Setibanya di Indonesia, Samadikun langsung diperiksa Kejagung
Samadikun akan ditanyai perihal uang pengganti yang harus dia bayarkan berdasarkan putusan kasasi pada 2003 silam.
Jaksa Agung Muhammad Prasetyo turut hadir menjemput buronan terpidana kasus korupsi dana Bantuan Likuiditas Bank Indonesia (BLBI) pada Bank Modern, Samadikun Hartono. Mengendarai mobil dinasnya, Toyota Camry bernomor polisi RI 68, dia tiba di Bandara Halim Perdana Kusuma pada pukul 20.30 WIB.
Prasetyo mengatakan, pihaknya akan langsung melakukan interogasi kepada Samadikun sesampainya di Indonesia. Untuk itu buronan selama 13 tahun ini akan langsung dibawa ke kantor Kejaksaan Agung.
"Kejaksaan dululah kita akan lakukan pemeriksaan kita akan lakukan verifikasi," katanya di Bandara Halim Perdana Kusuma, Jakarta, Kamis (21/4).
Nantinya, kata Prasetyo, Samadikun akan ditanyai perihal uang pengganti yang harus dia bayarkan berdasarkan putusan kasasi pada 2003 silam. Sebab berdasarkan putusan kasasi Mahkamah Agung atas perkara Samadikun, dia diwajibkan membayar uang pengganti sebesar Rp 11,9 miliar dan denda sebesar Rp 20 juta.

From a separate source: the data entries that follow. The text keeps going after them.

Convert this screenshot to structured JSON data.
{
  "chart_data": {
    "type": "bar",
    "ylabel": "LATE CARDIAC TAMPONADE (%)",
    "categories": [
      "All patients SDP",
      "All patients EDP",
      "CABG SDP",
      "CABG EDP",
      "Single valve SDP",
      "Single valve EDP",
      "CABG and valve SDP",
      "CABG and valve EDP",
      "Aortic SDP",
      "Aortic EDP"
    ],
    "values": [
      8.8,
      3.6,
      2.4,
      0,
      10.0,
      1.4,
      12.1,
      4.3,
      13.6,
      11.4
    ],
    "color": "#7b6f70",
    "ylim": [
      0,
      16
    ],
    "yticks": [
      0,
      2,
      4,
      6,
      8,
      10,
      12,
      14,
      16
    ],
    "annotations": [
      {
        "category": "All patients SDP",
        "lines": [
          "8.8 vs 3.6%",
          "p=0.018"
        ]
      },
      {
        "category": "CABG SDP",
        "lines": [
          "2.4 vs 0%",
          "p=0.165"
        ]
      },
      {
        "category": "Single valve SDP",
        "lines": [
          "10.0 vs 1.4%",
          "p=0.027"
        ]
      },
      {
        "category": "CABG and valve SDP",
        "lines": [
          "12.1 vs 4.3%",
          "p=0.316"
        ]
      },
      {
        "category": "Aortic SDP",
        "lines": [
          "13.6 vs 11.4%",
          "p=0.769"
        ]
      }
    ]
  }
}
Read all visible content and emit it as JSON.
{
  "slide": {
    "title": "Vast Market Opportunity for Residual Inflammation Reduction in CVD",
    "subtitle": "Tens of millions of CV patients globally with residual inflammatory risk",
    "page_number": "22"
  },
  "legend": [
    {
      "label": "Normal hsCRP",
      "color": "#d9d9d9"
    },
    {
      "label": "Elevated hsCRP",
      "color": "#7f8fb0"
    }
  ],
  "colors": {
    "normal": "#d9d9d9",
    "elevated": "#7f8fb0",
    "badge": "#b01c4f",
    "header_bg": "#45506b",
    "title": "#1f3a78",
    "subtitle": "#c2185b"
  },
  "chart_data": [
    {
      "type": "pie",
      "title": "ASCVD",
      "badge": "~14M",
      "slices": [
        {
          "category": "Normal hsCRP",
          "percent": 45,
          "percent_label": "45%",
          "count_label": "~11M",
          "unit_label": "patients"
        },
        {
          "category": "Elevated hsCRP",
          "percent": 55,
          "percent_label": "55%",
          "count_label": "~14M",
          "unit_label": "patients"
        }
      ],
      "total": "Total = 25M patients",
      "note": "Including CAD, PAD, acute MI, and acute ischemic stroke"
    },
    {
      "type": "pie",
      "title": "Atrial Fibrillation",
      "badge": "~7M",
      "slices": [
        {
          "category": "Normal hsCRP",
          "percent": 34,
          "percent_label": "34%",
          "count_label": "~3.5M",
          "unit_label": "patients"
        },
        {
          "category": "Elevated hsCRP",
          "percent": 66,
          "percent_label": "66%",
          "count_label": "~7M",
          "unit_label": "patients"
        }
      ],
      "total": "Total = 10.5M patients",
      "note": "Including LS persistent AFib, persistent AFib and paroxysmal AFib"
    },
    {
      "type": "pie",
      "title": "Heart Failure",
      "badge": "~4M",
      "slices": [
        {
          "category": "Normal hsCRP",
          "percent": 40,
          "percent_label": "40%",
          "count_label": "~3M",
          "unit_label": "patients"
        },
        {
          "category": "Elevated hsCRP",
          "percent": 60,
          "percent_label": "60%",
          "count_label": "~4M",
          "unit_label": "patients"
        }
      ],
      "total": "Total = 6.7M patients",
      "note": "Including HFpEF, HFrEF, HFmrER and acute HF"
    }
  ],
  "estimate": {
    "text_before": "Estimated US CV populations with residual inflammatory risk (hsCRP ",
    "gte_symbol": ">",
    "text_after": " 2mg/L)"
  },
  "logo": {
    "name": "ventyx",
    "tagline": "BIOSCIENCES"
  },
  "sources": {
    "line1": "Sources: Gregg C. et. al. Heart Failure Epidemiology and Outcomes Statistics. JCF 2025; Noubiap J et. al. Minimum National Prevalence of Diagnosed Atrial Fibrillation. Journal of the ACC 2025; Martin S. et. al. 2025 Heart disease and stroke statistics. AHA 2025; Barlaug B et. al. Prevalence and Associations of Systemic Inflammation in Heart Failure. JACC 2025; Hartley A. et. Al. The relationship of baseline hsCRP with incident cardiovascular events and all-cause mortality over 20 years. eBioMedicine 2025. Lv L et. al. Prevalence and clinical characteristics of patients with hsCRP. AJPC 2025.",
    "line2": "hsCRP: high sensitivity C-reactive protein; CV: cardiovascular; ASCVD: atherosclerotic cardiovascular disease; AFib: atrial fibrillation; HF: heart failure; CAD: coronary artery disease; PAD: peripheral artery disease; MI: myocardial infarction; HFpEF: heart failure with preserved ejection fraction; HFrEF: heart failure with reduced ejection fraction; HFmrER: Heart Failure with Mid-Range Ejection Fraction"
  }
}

Prasetyo belum ingin berspekulasi mengenai adanya kemungkinan aset-aset Samadikun dibawa keluar negeri. Untuk itulah diperlukan pemeriksaan lebih lanjut sebelum akhirnya Samadikun akan digiring ke Lapas Salemba, Jakarta Pusat.
"Ya nanti akan kami tanya lagi dan itu yang akan kita bisa tahu ke mana-mana hartanya kan ada aset racing kami kejar harta-hartanya akan kita kejar tentunya dari data-data yang tentunya kita cari lagi dan kita harapkan yang bersangkutan menanti cooperative juga," tutupnya.
Untuk diketahui, selain Jaksa Agung, turut hadir Jaksa Agung Muda Tindak Pidana Khusus (Jampidsus) Arminsyah dan Jaksa Agung Muda Intelijen (Jamintel) Adi Toegarisman
Sebelumnya, pada Juni 2003 majelis hakim kasasi memvonis Samadikun empat tahun penjara sekaligus membatalkan putusan hakim PN Jakarta Pusat yang membebaskan terdakwa dari segala tuntutan. Samadikun didakwa menyalahgunakan dana BLBI untuk memperkaya diri sendiri.
Pada 1997, Bank Modern menerima bantuan likuiditas Bank Indonesia sebesar Rp 2,014 triliun. Namun oleh terdakwa dan Presdir Bank Modern saat itu yakni Bambang Triyanto, dana itu justru digunakan membeli promissiory note dari PT Total Central Finance, PT PLN, dan PT Gunung Sewu Kencana sebesar Rp 17,25 miliar. Terdakwa disebut telah merugikan keuangan negara sebesar Rp 11,9 miliar.